Independientemente de lo anterior, Casablanca es una ciudad que fue construida por los franceses (la zona de Tetuán, M’diq, del anterior post, por el contrario, es de influencia española) en torno a la Place de Francia, nacida de un paseo popular existente junto a las murallas de la medina (plaza del Zoco); y donde destaca la arquitectura moderna de la década de 1930, conocida como art decó, diseñada por arquitectos procedentes de Francia, Argelia y Túnez, con edificios de influencia francesa, pero respetando las tradiciones arquitectónicas marroquíes.

En relación a la medina mencionada, debo comentar que Casablanca tiene dos medinas:

  • La Ciudad antigua o medina que está junto al puerto, quizás de menor interés pero que puede ser un buen lugar de compras de artículos de marca y marroquinería. Y parcialmente rodeada de murallas del siglo XVI, donde destaca la Torre del Reloj, las puertas Bab Jédid, y Bab Marrakech, los santuarios de Sidi Kairouani, y Sidi Bousmara, la mezquita Ould el Hamra del siglo XIX frente al puerto, la mezquita de Dar El Makhzen y la mezquita de Jamma Soukcerca de la torre del reloj.
  • La nueva medina o barrio de Habous: situada al sur en el distrito Mers Sultán y construida por los franceses al estilo árabe, para remplazar el viejo barrio. Un paseo muy agradable (mejor si como, en nuestro caso, vas acompañado y guiado por mi amiga y su familia) por las tiendas nos permite encontrar objetos de art decó, y un poco de todo: vendedores de ropa, los tradicionales anticuarios, joyerías, librerías, tiendas de muebles marroquíes, venta de aceitunas y especias, caldereros, vendedores de alfombras, etc. En resumen, un conjunto de pequeñas tiendas y bazares que ofrecen una gran variedad de artesanía marroquí de todo el país: cerámica, artículos de cuero, muebles de madera…
    En la nueva Medina, destacar el edificio del Mahkama Pacha, que sirve de tribunal y de sala de recepciones.
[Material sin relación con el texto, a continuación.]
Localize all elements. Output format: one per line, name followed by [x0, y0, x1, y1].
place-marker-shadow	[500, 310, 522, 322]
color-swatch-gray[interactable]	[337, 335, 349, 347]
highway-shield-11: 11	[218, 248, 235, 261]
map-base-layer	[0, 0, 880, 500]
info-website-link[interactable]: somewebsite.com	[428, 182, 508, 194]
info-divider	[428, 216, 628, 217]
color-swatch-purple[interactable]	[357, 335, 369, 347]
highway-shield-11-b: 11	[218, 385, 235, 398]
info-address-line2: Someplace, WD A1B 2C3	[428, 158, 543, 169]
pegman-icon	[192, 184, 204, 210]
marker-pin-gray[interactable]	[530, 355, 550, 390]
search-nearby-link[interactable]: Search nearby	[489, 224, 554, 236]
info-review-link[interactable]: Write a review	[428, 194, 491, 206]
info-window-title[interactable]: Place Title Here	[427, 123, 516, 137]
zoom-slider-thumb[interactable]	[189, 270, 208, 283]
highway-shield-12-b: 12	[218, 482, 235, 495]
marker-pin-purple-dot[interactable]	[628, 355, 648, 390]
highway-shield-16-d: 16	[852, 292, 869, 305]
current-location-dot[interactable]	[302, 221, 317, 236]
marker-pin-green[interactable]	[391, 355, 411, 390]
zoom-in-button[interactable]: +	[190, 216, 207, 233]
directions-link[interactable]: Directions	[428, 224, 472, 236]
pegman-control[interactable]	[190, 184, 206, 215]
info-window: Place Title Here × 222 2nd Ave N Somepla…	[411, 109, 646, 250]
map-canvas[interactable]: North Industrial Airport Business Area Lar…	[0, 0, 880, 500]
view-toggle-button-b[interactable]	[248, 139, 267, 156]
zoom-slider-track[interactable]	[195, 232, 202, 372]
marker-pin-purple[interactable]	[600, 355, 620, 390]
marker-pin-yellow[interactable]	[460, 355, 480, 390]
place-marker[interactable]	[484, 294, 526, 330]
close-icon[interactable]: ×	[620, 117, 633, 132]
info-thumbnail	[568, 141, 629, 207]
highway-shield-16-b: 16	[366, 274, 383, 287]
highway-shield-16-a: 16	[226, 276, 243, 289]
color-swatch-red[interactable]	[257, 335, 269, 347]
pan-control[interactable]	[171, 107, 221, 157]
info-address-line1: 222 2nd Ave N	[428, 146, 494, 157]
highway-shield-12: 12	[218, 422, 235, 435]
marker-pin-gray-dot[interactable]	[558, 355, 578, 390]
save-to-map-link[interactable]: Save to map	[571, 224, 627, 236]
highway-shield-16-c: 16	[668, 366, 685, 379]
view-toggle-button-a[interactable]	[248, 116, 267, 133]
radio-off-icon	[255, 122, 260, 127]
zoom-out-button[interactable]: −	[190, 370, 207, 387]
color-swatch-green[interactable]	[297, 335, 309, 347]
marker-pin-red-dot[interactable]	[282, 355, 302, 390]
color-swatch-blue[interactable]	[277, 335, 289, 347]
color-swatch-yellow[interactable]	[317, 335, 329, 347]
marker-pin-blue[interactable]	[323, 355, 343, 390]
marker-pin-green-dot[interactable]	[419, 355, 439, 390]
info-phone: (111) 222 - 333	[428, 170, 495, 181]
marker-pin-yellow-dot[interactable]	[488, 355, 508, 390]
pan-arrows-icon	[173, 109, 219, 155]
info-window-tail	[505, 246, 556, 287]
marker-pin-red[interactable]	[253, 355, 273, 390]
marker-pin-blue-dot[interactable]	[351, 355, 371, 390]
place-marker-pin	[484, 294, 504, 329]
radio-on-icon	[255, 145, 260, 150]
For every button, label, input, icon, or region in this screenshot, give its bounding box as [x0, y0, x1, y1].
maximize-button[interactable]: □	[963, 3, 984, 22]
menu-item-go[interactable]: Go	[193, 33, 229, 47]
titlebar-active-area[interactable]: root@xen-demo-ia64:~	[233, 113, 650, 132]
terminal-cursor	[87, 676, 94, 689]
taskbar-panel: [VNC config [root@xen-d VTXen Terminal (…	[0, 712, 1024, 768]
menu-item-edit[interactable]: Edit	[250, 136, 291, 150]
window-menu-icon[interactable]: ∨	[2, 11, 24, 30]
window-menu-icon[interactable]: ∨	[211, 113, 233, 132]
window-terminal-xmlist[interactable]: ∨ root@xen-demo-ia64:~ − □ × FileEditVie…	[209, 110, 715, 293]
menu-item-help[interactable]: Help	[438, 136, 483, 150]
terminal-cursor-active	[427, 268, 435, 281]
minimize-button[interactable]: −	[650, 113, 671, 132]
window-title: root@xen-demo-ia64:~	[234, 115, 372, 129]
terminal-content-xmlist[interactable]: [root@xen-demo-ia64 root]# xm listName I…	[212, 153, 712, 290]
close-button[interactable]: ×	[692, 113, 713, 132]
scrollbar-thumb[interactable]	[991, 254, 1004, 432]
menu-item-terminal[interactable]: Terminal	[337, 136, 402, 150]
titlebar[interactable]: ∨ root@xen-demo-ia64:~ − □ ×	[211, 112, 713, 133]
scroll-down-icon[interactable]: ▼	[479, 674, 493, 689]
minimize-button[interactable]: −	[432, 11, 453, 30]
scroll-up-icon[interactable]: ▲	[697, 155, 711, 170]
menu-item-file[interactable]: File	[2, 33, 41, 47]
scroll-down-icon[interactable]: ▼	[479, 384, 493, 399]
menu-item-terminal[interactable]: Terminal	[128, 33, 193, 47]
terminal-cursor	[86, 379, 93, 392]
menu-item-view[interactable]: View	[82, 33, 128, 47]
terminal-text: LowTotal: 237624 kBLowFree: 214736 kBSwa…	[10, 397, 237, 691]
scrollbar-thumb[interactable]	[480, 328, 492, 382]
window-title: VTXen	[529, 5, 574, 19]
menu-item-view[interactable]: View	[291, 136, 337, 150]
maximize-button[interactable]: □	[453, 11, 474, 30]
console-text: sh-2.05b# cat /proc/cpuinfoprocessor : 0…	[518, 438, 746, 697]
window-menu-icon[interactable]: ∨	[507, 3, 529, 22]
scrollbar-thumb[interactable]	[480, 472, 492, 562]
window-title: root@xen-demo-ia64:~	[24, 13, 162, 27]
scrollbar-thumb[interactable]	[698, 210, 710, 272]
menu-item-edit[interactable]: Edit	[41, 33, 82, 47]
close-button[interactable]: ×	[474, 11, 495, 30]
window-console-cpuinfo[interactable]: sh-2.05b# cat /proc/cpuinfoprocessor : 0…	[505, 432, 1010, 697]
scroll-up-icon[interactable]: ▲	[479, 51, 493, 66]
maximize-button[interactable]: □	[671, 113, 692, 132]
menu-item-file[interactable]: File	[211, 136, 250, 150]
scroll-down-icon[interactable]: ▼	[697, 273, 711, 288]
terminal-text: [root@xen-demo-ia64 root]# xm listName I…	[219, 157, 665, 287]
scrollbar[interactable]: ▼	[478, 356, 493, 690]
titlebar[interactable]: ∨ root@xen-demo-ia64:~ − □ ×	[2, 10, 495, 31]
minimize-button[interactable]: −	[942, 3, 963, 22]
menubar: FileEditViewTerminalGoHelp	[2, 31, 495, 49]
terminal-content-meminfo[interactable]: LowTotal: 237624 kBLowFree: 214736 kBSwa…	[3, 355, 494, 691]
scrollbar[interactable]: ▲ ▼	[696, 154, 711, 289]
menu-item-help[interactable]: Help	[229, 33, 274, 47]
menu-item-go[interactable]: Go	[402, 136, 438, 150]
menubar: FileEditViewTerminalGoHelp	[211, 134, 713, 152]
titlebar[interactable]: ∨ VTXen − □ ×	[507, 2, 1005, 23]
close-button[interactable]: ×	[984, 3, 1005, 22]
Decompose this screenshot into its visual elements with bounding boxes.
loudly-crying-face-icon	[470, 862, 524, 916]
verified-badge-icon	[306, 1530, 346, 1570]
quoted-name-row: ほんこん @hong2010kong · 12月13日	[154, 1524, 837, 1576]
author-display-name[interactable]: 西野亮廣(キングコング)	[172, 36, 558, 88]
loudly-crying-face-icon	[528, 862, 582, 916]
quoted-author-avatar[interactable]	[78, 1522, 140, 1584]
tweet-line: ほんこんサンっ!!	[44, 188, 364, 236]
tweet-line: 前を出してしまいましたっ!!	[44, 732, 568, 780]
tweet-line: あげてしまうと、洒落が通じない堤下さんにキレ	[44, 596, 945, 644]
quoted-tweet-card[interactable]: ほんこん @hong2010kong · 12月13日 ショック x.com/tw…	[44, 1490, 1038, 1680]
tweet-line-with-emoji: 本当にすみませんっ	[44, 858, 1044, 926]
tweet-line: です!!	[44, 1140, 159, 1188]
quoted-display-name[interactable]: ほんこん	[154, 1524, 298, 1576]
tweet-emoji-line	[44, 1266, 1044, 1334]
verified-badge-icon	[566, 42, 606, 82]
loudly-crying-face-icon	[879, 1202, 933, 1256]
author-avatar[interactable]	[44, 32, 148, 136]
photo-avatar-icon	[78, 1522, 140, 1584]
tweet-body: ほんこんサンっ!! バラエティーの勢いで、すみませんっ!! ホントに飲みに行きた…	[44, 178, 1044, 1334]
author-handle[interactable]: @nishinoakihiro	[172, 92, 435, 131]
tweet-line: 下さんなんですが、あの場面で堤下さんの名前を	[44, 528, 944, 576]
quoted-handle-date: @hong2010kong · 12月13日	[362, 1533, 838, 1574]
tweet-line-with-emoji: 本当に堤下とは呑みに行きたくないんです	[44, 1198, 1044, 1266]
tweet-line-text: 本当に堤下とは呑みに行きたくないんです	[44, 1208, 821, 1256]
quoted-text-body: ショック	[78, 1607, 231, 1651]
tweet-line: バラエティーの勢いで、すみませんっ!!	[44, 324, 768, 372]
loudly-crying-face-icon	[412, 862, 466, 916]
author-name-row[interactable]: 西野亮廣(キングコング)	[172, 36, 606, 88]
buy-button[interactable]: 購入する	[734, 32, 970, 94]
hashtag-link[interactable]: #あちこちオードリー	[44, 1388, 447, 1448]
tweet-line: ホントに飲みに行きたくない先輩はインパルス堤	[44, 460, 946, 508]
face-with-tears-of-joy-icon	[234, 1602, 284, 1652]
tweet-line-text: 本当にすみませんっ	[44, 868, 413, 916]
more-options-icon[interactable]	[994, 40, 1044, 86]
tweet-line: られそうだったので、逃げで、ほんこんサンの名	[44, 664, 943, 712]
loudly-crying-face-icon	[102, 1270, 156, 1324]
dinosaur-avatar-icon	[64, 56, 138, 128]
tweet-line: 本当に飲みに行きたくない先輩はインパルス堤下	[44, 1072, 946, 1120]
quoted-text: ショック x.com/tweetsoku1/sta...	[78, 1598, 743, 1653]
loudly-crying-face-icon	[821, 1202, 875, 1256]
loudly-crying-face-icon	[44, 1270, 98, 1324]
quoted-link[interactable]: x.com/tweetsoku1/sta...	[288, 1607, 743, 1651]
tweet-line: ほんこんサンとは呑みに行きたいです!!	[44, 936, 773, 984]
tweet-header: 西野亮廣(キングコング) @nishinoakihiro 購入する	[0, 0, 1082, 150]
Al lado está el palacio real, residencia del rey cuando visita Casablanca.

Y por último, recomendaros visitar, si os acercáis a Casablanca, su gran joya: la Gran Mezquita Hassan II

Concluida en 1993, es una obra faraónica que fue sufragada por todos los marroquíes en suscripción popular. Está situada sobre la playa cercana al puerto a la playa y a la antigua medina, y se alza majestuosa rematada por su minarete de más de 200 metros de altitud.

Recomiendo visitarla con guía, para apreciar y conocer mejor su lujoso y brutal interior, ya que dispone de una gran sala de oraciones para 25.000 fieles y una explanada para 80.000 personas. Sobre sus cifras y dimensiones solo algunos datos para que os podáis hacer una idea (aunque hay que verlo para creerlo): la Gran Mezquita tiene 25 puertas de titanio y latón, y en el interior, 76 pilares sostienen un gigantesco techo en madera de cedro pintado, que además, puede abrirse como si fuera descapotable, dejando que el cielo se refleje en el agua del estanque del patio, de 10.000 metros cuadrados de azulejos, 67.000 metros cuadrados de escayola y 53.000 de maderas preciosas, mármoles y lámparas de cristal de Murano. Simplemente ¡impresionante!

Tras cuatro días maravillosamente tratados (de nuevo debo agradecer de corazón a la fabulosa familia de mi amiga unos días que siempre se guardarán en la memoria de mis hijas, la de mi mujer y la mía por supuesto) tocaba despedirse de mi primera e inmejorable visita a Marruecos, esperando ansiosamente que haya una segunda invitación (si alguien se siente aludida, desde luego esa es la intención).